Approximately 50% of all non-infectious PUK have an associated collagen vascular disease [1]. Many systemic diseases are associated with PUK. PUK has been described in patients with rheumatoid arthritis, Wegener's granulomatosis, relapsing polychondritis, systemic lupus erythematosus (SLE), Polyarteritis nodosa (PAN), microscopic polyangiitis, Churg-Strauss syndrome, Sjogren's syndrome and erythema elevatum diutinum [5,6]. PUK can occur at any point of the systemic disease or even herald the onset of one, but commonly occurs after systemic manifestations occur. Rheumatoid arthritis (RA) is the most common systemic disease associated with PUK, but tends to occur late in the course of the disease process; indicating worsening of the disease [1,7]. Mckibben et al [8] had carried out a three year study in the United Kingdom to ascertain the epidemiology of PUK in the setting of collagen vascular disease and the incidence was approximately calculated as three cases per million per year.

It is equally important to rule out local causes; infectious and non-infectious. Microbial infections including acanthamoeba, phlyctenulosis, marginal keratitis, vernal keratoconjunctivitis, immune corneal rings, corneal degeneration and Mooren's ulcer have to be ruled out [9]. Mooren's ulcer presents as a chronic unilateral or bilateral painful ulceration of peripheral cornea, usually in the inter-palpebral fissure [10]. There is no associated scleritis. It typically occurs in healthy young adult men without any associated systemic disease; it is a disease of exclusion. Iritis and secondary glaucoma can occur. Pain can be very severe. Circumferential and central spread with upto one-half stromal thickness involvement and a steep overhanging edge is seen. Autoimmune etiology has been postulated.

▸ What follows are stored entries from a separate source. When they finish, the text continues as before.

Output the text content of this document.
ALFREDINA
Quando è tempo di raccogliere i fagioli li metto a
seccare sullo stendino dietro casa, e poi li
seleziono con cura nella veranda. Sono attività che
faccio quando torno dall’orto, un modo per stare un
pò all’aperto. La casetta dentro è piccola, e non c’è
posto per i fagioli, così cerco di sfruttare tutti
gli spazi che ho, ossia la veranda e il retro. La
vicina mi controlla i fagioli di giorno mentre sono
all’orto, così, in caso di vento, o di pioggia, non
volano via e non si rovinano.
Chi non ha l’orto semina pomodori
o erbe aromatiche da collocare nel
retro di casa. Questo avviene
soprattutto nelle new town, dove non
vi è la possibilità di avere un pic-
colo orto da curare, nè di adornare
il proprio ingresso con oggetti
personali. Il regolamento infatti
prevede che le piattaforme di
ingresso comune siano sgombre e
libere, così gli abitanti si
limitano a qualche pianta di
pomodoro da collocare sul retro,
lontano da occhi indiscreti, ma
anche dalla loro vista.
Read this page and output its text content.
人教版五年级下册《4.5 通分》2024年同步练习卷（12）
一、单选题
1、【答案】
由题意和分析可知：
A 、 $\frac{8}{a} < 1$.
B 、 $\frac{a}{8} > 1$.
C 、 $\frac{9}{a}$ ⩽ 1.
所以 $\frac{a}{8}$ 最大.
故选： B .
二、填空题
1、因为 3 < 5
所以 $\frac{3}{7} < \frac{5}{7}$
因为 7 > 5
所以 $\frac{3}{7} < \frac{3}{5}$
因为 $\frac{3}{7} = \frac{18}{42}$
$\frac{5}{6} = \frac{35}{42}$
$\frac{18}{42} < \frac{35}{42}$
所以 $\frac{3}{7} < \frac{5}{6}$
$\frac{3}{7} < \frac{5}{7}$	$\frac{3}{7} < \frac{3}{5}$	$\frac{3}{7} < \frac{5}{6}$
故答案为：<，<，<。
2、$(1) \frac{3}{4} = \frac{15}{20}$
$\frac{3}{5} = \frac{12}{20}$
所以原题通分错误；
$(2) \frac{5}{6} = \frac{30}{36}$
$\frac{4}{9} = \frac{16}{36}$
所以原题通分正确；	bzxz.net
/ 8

A thorough history and local examination is important as also full general examination with relevant diagnostic tests and tissue biopsy if needed. Treatment modalities include local therapy with topical lubricants, antibiotics, topical steroids, conjunctival resection, tissue adhesive, bandage and contact lens application. Immunosuppressives are needed in cases associated with systemic or local autoimmune disease and in Mooren's ulcer or PUK unresponsive to aggressive conventional medical or surgical therapy [1,4,11].

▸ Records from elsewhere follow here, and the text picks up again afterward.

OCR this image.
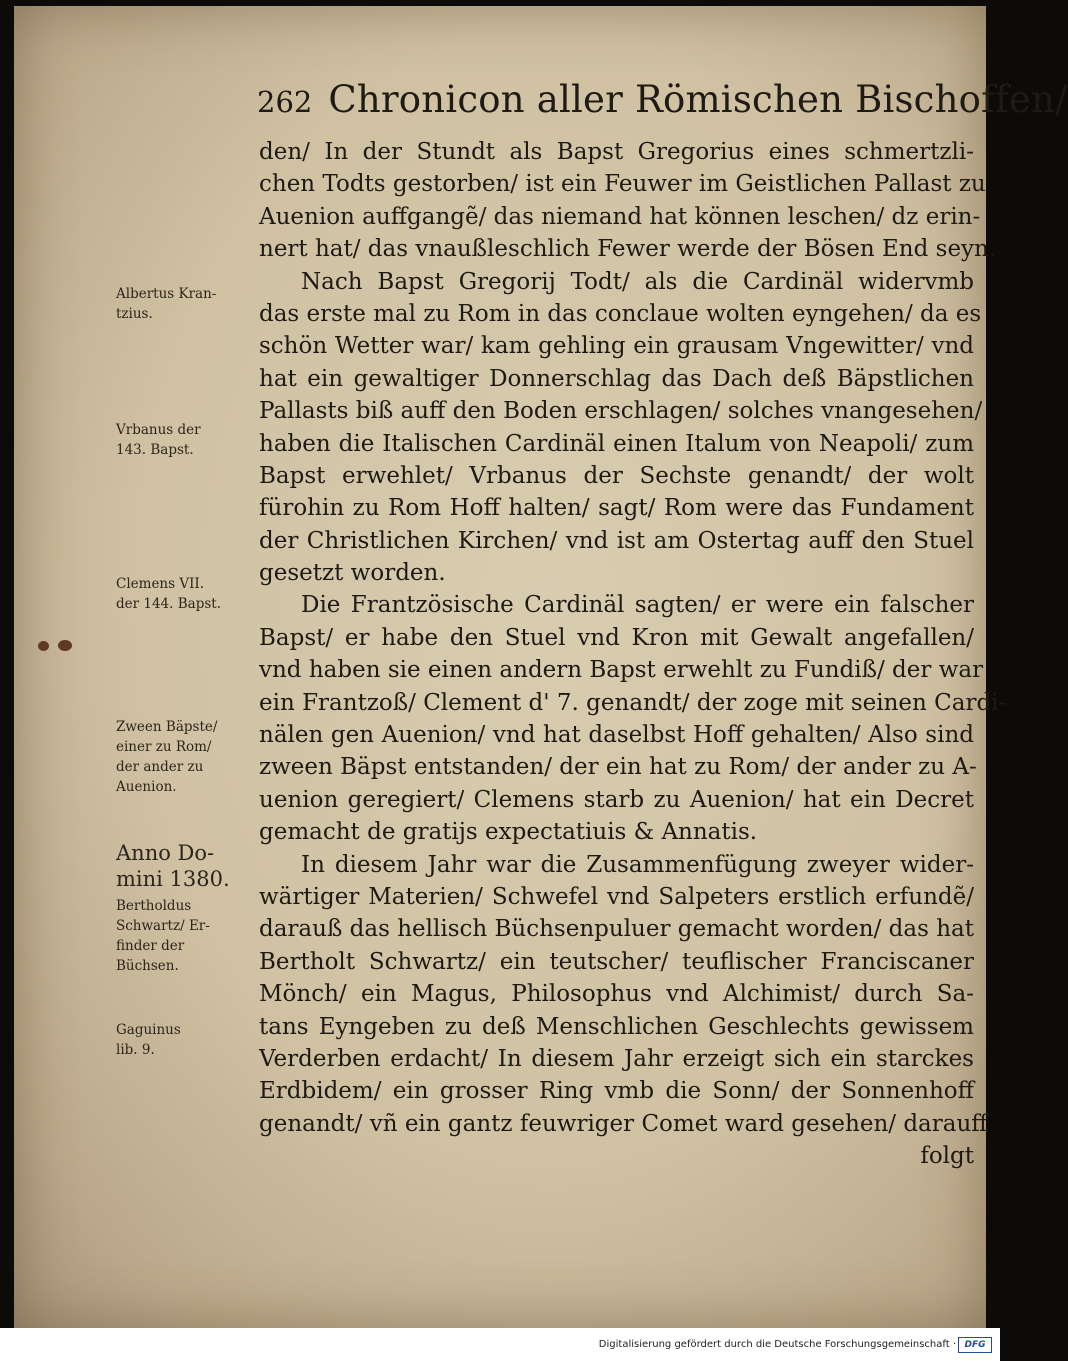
262 Chronicon aller Römischen Bischoffen/
den/ In der Stundt als Bapst Gregorius eines schmertzli-
chen Todts gestorben/ ist ein Feuwer im Geistlichen Pallast zu
Auenion auffgangẽ/ das niemand hat können leschen/ dz erin-
nert hat/ das vnaußleschlich Fewer werde der Bösen End seyn.
Nach Bapst Gregorij Todt/ als die Cardinäl widervmb
das erste mal zu Rom in das conclaue wolten eyngehen/ da es
schön Wetter war/ kam gehling ein grausam Vngewitter/ vnd
hat ein gewaltiger Donnerschlag das Dach deß Bäpstlichen
Pallasts biß auff den Boden erschlagen/ solches vnangesehen/
haben die Italischen Cardinäl einen Italum von Neapoli/ zum
Bapst erwehlet/ Vrbanus der Sechste genandt/ der wolt
fürohin zu Rom Hoff halten/ sagt/ Rom were das Fundament
der Christlichen Kirchen/ vnd ist am Ostertag auff den Stuel
gesetzt worden.
Die Frantzösische Cardinäl sagten/ er were ein falscher
Bapst/ er habe den Stuel vnd Kron mit Gewalt angefallen/
vnd haben sie einen andern Bapst erwehlt zu Fundiß/ der war
ein Frantzoß/ Clement d' 7. genandt/ der zoge mit seinen Cardi-
nälen gen Auenion/ vnd hat daselbst Hoff gehalten/ Also sind
zween Bäpst entstanden/ der ein hat zu Rom/ der ander zu A-
uenion geregiert/ Clemens starb zu Auenion/ hat ein Decret
gemacht de gratijs expectatiuis & Annatis.
In diesem Jahr war die Zusammenfügung zweyer wider-
wärtiger Materien/ Schwefel vnd Salpeters erstlich erfundẽ/
darauß das hellisch Büchsenpuluer gemacht worden/ das hat
Bertholt Schwartz/ ein teutscher/ teuflischer Franciscaner
Mönch/ ein Magus, Philosophus vnd Alchimist/ durch Sa-
tans Eyngeben zu deß Menschlichen Geschlechts gewissem
Verderben erdacht/ In diesem Jahr erzeigt sich ein starckes
Erdbidem/ ein grosser Ring vmb die Sonn/ der Sonnenhoff
genandt/ vñ ein gantz feuwriger Comet ward gesehen/ darauff
folgt
Albertus Kran-
tzius.
Vrbanus der
143. Bapst.
Clemens VII.
der 144. Bapst.
Zween Bäpste/
einer zu Rom/
der ander zu
Auenion.
Anno Do-
mini 1380.
Bertholdus
Schwartz/ Er-
finder der
Büchsen.
Gaguinus
lib. 9.
Digitalisierung gefördert durch die Deutsche Forschungsgemeinschaft · DFG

Out patient had progressive non-infectious PUK, which did not respond to conventional medical management but showed good response to treatment with methotrexate. Systemic examination did not reveal any underlying autoimmune disorder in our patient. We are keeping the patient on regular follow-up to monitor the disease process and for the side-effects of immunosuppressives. As our case illustrates, judicious and timely use of immunosuppressives is important in retarding the progress of PUK and healing of the ulcer.